I hesitated just a second too long.
“Marry in haste …” he added. “Seem to have heard that said somewhere.”
I flushed. “I’m very happy at Pendorric,” I retorted.
“You rush into things,” he said. “Bad habit. I never rushed. Made decisions, yes … and sometimes quick ones, but always gave them adequate thought. You coming to see me again?”
“If you ask me.”
“Then you are asked now.”
“Thank you.”
“You won’t want to though.”
“Yes I shall.”
He shook his head. “You’ll make excuses. Too busy. Another engagement. What would a young woman like you want with visiting a sick old man?”
“But I’d love to come.”
“You’ve got a kind heart. But kindness doesn’t always go very deep. Don’t want to hurt the old man … go now and then. But a bore. What a nuisance!”
“It will be nothing of the sort. You’re so interested in things. And I’m attracted by this house.”
“Pretty vulgar, eh? The old man of the people who wanted to build up a bit of background. Doesn’t go down well with the aristocrats, I can tell you.”

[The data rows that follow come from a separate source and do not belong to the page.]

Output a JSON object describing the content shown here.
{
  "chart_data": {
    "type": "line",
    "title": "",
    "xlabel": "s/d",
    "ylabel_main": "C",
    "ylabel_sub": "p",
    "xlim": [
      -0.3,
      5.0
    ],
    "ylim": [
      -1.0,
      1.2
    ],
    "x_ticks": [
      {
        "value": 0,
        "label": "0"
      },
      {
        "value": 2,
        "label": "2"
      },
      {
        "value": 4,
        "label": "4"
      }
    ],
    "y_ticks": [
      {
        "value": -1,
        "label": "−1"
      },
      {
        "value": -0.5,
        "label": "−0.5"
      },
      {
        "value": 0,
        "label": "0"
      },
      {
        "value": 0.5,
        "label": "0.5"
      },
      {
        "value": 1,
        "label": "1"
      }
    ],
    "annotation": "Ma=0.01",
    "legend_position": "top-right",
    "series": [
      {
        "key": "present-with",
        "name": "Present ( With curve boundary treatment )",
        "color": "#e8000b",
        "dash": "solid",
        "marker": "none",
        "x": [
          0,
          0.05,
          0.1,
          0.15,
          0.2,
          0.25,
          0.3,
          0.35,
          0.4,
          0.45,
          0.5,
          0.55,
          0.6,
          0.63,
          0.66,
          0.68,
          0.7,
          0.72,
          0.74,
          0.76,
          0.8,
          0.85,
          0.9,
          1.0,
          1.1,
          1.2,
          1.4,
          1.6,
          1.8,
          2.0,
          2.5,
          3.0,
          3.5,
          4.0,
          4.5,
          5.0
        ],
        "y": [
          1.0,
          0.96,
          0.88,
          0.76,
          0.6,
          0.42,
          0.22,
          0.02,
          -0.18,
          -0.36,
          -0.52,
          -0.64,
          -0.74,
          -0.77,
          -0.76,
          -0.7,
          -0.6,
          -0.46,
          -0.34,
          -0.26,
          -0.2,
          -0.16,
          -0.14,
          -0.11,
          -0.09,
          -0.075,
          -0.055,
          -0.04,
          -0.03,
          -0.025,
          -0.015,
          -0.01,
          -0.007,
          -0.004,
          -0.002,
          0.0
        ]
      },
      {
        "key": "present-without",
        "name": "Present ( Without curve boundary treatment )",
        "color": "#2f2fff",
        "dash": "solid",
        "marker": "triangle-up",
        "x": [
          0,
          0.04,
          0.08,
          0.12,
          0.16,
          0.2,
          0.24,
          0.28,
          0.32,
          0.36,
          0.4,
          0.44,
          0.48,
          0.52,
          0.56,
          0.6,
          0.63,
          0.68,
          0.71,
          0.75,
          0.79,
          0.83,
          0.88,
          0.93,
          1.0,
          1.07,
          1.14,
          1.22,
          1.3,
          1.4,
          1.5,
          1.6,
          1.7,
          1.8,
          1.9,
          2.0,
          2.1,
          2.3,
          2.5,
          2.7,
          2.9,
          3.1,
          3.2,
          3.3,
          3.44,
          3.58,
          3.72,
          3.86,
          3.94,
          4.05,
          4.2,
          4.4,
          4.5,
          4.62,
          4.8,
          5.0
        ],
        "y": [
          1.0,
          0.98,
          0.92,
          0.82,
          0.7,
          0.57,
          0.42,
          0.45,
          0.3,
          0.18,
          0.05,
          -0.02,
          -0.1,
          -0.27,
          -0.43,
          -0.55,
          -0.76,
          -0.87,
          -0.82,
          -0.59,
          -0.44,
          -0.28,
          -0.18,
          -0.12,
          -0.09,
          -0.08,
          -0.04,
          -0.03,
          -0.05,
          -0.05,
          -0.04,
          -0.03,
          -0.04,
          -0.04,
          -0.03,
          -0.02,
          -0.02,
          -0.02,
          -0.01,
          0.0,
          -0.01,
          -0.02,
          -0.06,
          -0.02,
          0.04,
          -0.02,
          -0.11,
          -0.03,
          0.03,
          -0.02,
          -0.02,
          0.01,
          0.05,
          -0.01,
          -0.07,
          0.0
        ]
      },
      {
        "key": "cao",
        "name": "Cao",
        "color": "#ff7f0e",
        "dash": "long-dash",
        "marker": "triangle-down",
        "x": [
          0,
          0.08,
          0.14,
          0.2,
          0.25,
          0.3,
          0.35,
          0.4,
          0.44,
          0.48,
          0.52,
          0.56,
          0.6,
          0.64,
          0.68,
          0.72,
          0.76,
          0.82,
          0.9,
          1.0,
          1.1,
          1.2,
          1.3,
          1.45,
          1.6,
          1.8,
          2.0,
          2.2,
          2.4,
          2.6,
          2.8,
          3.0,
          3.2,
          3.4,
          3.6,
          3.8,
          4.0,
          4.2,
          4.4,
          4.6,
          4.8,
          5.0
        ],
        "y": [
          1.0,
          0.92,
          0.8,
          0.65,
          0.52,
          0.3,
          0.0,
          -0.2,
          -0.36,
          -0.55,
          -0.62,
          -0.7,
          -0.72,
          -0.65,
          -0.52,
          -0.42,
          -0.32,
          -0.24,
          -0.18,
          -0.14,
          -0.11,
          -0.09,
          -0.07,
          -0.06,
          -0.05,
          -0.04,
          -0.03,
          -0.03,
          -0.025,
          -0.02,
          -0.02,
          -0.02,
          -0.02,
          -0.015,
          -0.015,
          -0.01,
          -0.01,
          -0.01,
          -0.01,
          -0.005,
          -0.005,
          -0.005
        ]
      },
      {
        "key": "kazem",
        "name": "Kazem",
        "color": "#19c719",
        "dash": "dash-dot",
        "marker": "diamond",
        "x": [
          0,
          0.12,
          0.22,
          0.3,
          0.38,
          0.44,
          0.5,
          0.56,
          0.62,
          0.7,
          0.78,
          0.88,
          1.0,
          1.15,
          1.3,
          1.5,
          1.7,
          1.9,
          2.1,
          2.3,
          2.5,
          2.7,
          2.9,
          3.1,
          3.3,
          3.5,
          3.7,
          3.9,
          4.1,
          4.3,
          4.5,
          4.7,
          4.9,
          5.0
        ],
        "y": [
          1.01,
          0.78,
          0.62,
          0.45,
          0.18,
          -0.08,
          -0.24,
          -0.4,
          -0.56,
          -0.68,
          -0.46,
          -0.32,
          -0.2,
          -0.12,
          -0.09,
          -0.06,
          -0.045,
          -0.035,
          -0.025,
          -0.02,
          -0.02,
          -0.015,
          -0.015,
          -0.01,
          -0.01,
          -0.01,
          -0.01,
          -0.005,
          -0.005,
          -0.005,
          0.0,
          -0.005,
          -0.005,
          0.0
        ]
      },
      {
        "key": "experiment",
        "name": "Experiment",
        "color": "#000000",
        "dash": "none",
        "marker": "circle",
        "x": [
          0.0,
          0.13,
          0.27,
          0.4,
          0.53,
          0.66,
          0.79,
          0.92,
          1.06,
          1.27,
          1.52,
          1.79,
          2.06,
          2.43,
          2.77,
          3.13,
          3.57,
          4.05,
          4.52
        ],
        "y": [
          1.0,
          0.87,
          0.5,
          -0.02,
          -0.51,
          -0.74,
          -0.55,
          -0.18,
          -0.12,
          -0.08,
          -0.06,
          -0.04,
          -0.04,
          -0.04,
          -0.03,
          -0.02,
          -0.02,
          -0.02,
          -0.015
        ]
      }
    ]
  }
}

“Why shouldn’t people build backgrounds if they want them?”
“Listen, young woman. There’s no reason why anyone shouldn’t build an
ything. You get your just deserts in this world. I wanted to make money and I made it. I wanted to have a family mansion … well, I’ve got it. In this world you say, I want this and I want that. And if you’ve got any guts you go and get it. You get what you pay for, and if it doesn’t turn out as you planned, well then you have to look for where you went wrong, because, you can depend on it, you’ve gone wrong somewhere.”
“I expect you’re right.”
“I’d like you to come again even if you are bored. Perhaps you’d be less bored after a while … when we got to know each other.”
“I haven’t started to be bored yet.”
He clenched and unclenched his hand, frowning at it. “I’m an old man … incapacitated by illness … brought on, they tell me, by the life I’ve led.” He patted his chest. “I’ve put a big strain on this, it seems, and now I’ve got to pay for it. All right, I say, life’s a matter of settling bills and drawing dividends. I’m ready.”
“I can see you have a philosophy.”
“Play chess?”
“My mother taught me.”
“Your mother, eh?”
“She also taught me reading, writing, and arithmetic, before I came to school in England.”
“I reckon you were the apple of her eye.”
“I was her only child.”
“Yes,” he said soberly. “Well, if you played a game of chess with me now and then, you wouldn’t be so bored with the old man’s efforts at conversation. When will you come?”
I considered. “The day after tomorrow,” I said.
“Good. Teatime?”
“Yes, but I mustn’t eat so many of these splits or I shall put on too much weight.”
He looked at me and his eyes were suddenly soft. “You’re as slight as a sylph,” he said.
Nurse Grey came over with plates of cakes, but we did not seem in the mood for eating any more.
I noticed that Nurse Grey’s eyes had grown more luminous and that there was a faint pink color in her cheeks. I wondered uneasily whether Roc had had anything to do with that, and I was reminded of Rachel Bective and Dinah Bond, the young blacksmith’s wife.